By Isabel Nelson
I am a dual citizen of the UK and the US with Irish roots. I was born in Virginia, raised in Leeds, then whisked off to California after my GCSEs. My accent is confusing to say the least.
Hopping the Atlantic has given me an interesting perspective on world news, because it has allowed me to see how much doesn’t get across the pond.
America went crazy for the Royal babies but was oddly quiet on the Scottish independence referendum – odd for a country that blow things up every July to celebrate freedom from the British.
You might have heard the nonsense Donald Trump spouts as he gurns his way through the Presidential election race, but what have you heard about the fight to defund Planned Parenthood?
A lot of information comes out of America, but how much of it is really news?
In this section of Ireland Today, you might well find some fluffy Los Angeles articles. Sorry about that – there’s a lot of woo-woo, feel-good stuff to go around in California, and it starts to turn you soft after a bit.

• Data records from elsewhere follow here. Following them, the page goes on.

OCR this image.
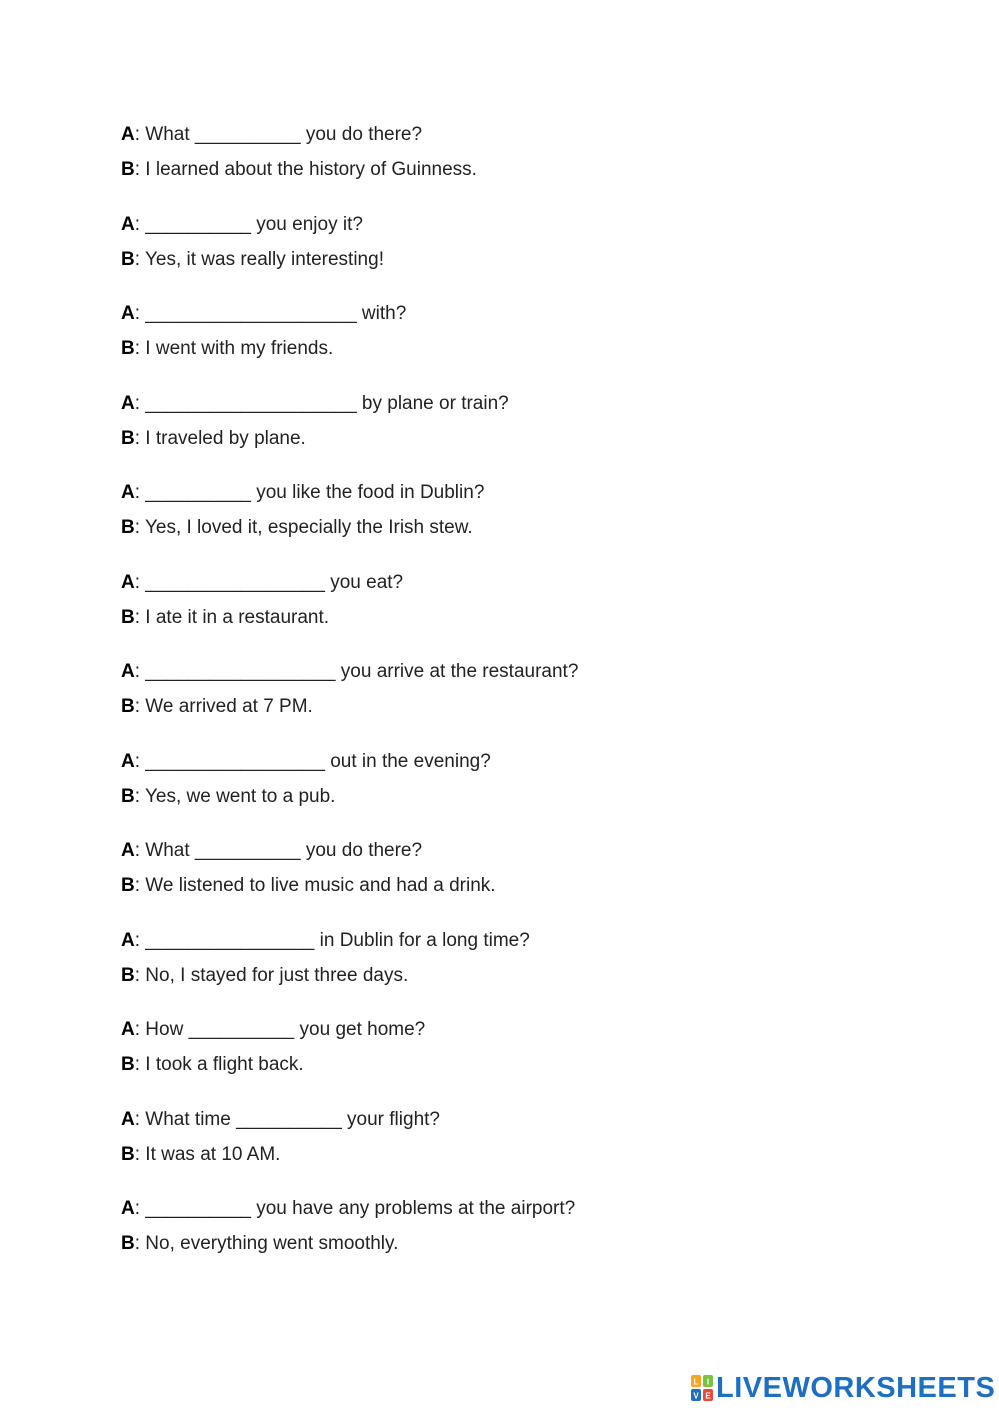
A: What __________ you do there?
B: I learned about the history of Guinness.
A: __________ you enjoy it?
B: Yes, it was really interesting!
A: ____________________ with?
B: I went with my friends.
A: ____________________ by plane or train?
B: I traveled by plane.
A: __________ you like the food in Dublin?
B: Yes, I loved it, especially the Irish stew.
A: _________________ you eat?
B: I ate it in a restaurant.
A: __________________ you arrive at the restaurant?
B: We arrived at 7 PM.
A: _________________ out in the evening?
B: Yes, we went to a pub.
A: What __________ you do there?
B: We listened to live music and had a drink.
A: ________________ in Dublin for a long time?
B: No, I stayed for just three days.
A: How __________ you get home?
B: I took a flight back.
A: What time __________ your flight?
B: It was at 10 AM.
A: __________ you have any problems at the airport?
B: No, everything went smoothly.
L I
V E LIVEWORKSHEETS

However, my main intention is to bring you the national issues on my local level, to try and illuminate how the big headlines affect people on the ground.

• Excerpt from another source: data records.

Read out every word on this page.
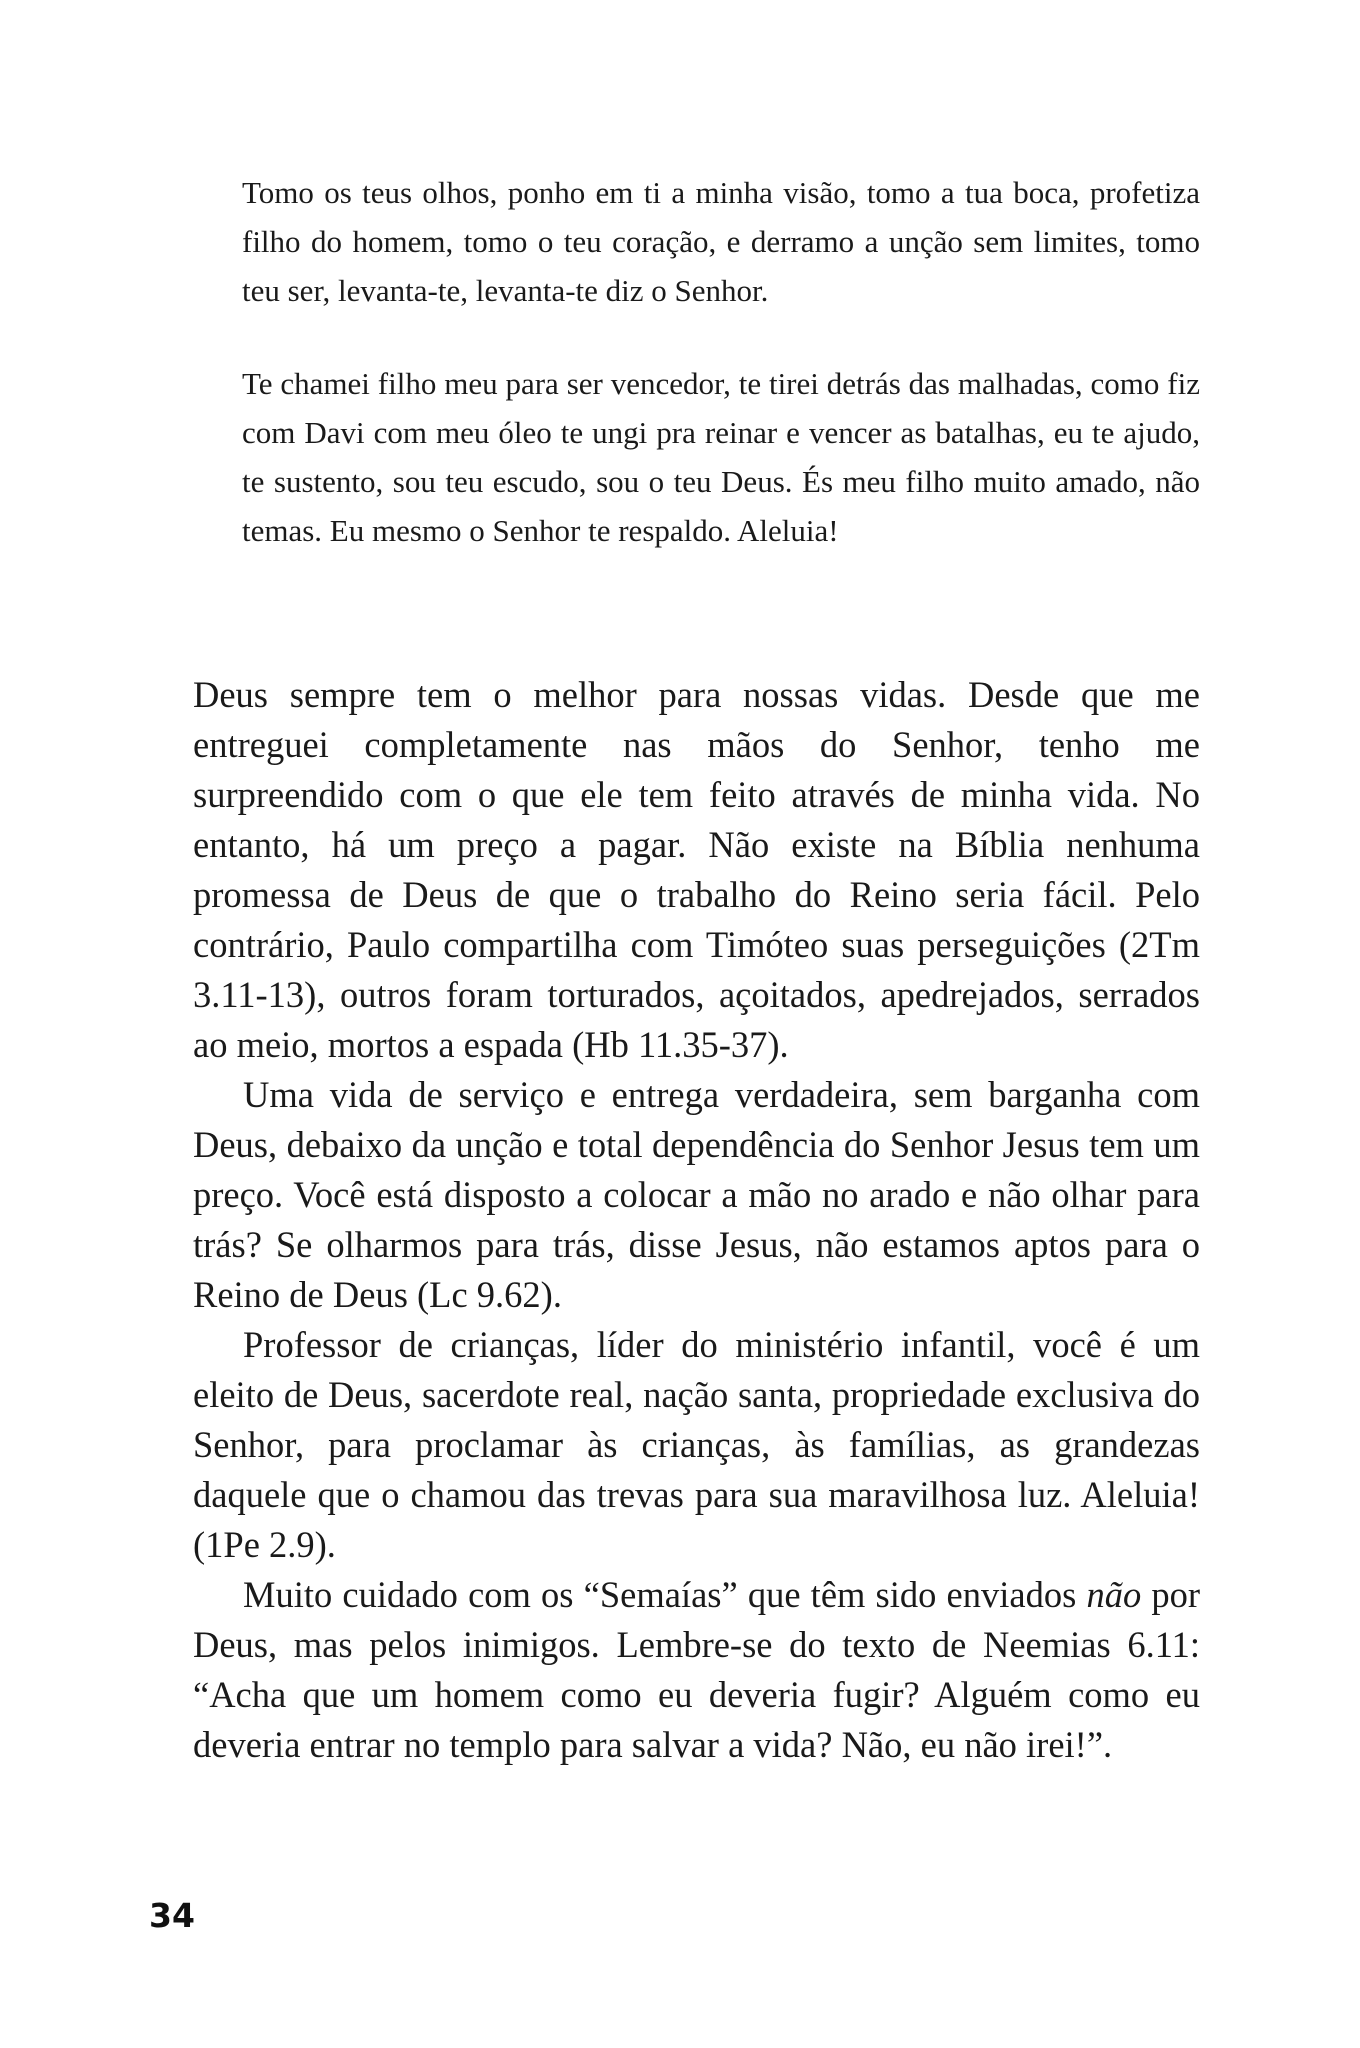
Tomo os teus olhos, ponho em ti a minha visão, tomo a tua boca, profetiza filho do homem, tomo o teu coração, e derramo a unção sem limites, tomo teu ser, levanta-te, levanta-te diz o Senhor.

Te chamei filho meu para ser vencedor, te tirei detrás das malhadas, como fiz com Davi com meu óleo te ungi pra reinar e vencer as batalhas, eu te ajudo, te sustento, sou teu escudo, sou o teu Deus. És meu filho muito amado, não temas. Eu mesmo o Senhor te respaldo. Aleluia!

Deus sempre tem o melhor para nossas vidas. Desde que me entreguei completamente nas mãos do Senhor, tenho me surpreendido com o que ele tem feito através de minha vida. No entanto, há um preço a pagar. Não existe na Bíblia nenhuma promessa de Deus de que o trabalho do Reino seria fácil. Pelo contrário, Paulo compartilha com Timóteo suas perseguições (2Tm 3.11-13), outros foram torturados, açoitados, apedrejados, serrados ao meio, mortos a espada (Hb 11.35-37).

Uma vida de serviço e entrega verdadeira, sem barganha com Deus, debaixo da unção e total dependência do Senhor Jesus tem um preço. Você está disposto a colocar a mão no arado e não olhar para trás? Se olharmos para trás, disse Jesus, não estamos aptos para o Reino de Deus (Lc 9.62).

Professor de crianças, líder do ministério infantil, você é um eleito de Deus, sacerdote real, nação santa, propriedade exclusiva do Senhor, para proclamar às crianças, às famílias, as grandezas daquele que o chamou das trevas para sua maravilhosa luz. Aleluia! (1Pe 2.9).

Muito cuidado com os “Semaías” que têm sido enviados não por Deus, mas pelos inimigos. Lembre-se do texto de Neemias 6.11: “Acha que um homem como eu deveria fugir? Alguém como eu deveria entrar no templo para salvar a vida? Não, eu não irei!”.

34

I see celebrities at my local, but I’m not allowed to say anything or look excited because it’s just not done. I know, I know – cry me a river, right?
The flip side of that coin is that you get used to the bright and shiny in the way that you get used to the truly shocking.
There are tent cities in Downtown LA and sex trafficking is rampant in Hollywood.
There is widespread public distrust of the police, massive income disparity and our veterans sometimes have to wait for three to six months for medical treatment.
Los Angeles is an amazing city, and it is sometimes exactly how it looks in the movies. But it’s a real city with some deeply rooted and systemic problems. I’d like to show you both sides of it.
As for a little bit about me: I am 25, I live in Los Angeles, specifically West Hollywood, and work as an arts copywriter for an academic institution.
My neighbourhood demographic is Jewish families, gay couples, and people who dye their dogs bright colours. My weekends are spent exploring the city, people watching in bars, and trying to fix up my crumbling house.